I would be remiss if I did not address the controversy around Russia and 2017. For those who need the step-by-step layout of events:
Russia internally selected Julia Sachenko to represent them with the song “Flame is Burning” mere days before the submission deadline.
Ukraine announced that they were launching an investigation into Sachenko, as they had suspicion to believe that she illegally entered the country to perform in Crimea without passing through a Ukrainian checkpoint back in 2015.
Sachenko confirms that she did, in fact, perform in Crimea in 2015.
Ukraine officials announced in mid-March (with fewer than eight weeks to go before Eurovision) that Sachenko had indeed entered the country illegally and that she was prohibited from returning for five years – no exception.

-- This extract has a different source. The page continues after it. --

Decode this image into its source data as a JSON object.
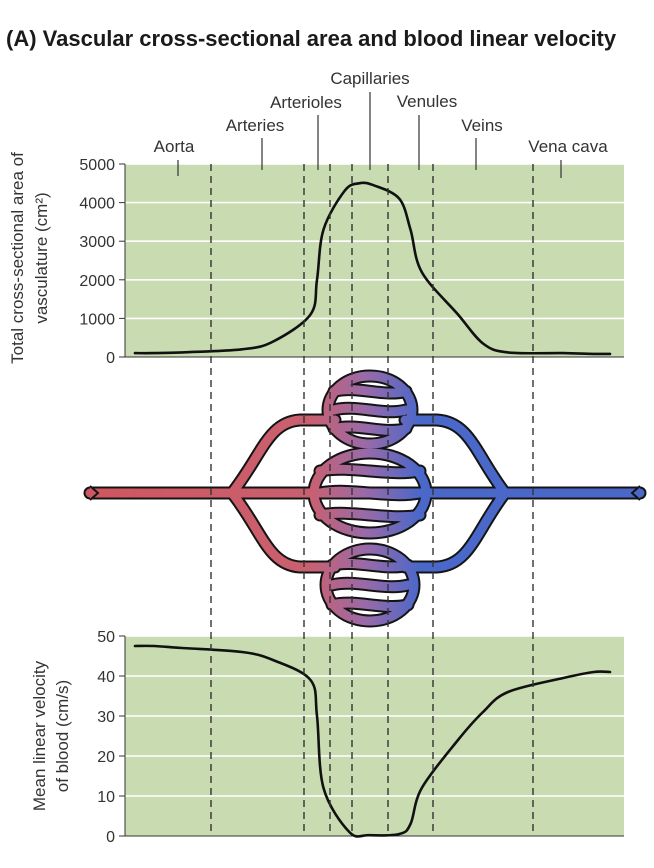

The EBU expresses dismay over this decision. Initially, they offer to find a way to allow Sachenko to perform in Moscow and have it telecasted in the arena. Both Russia and Ukraine scoff at this. Russia, because the rules state performances must be live in the arena AND that telecasting denies them full participation benefits. Ukraine, because showing Sachenko on Ukrainian television would violate the law and circumvent the punishment of banning her entry.
The EBU reaffirms that Ukrainian law must be respected and that it will work with the host nation to find a solution.
One of the highest ranking administrators at the EBU issued an ultimatum to Ukraine: provide an exception for Sachenko or risk being banned from Eurovision events (ESC, JESC, Eurovision Young Musicians, and all its entertainment content one imagines) for several years (a punishment that was doled out to Lebanon after it said that it would not broadcast the Israeli entry in 2005, forcing it to remove itself from the Contest – where it was set to debut – and drop any expectation of receiving a refund of its participation fee as well as received a five year ban from Eurovision competitions).
Russia is offered the solution of replacing the artist of the song (which is the most sensible solution and consistent with past situations of similar natures, in my opinion).
Again, Russia scoffs at this solution while Ukraine refuses to budge.
Russia ultimately decides to withdraw and refuses to broadcast EC 2017.
This just goes to show you that, try as they might, the EBU cannot prevent politics from creeping into the Contest. Of course, this all could have been avoided if they had made Jamala change the lyrics of 1944 last year. Or if Russia decided to be the bigger man and choose an artist that did not break the law.
So, is this whole post moot? Doesn’t this just prove that my arguments against the political nature of Eurovision are wrong? No. One example, even one as big as this, does not unravel my argument. Nor does it prove the Contest as a whole is political. In fact, it can be said that the EBU was trying its best to mitigate a political event to avoid politics entering the Contest.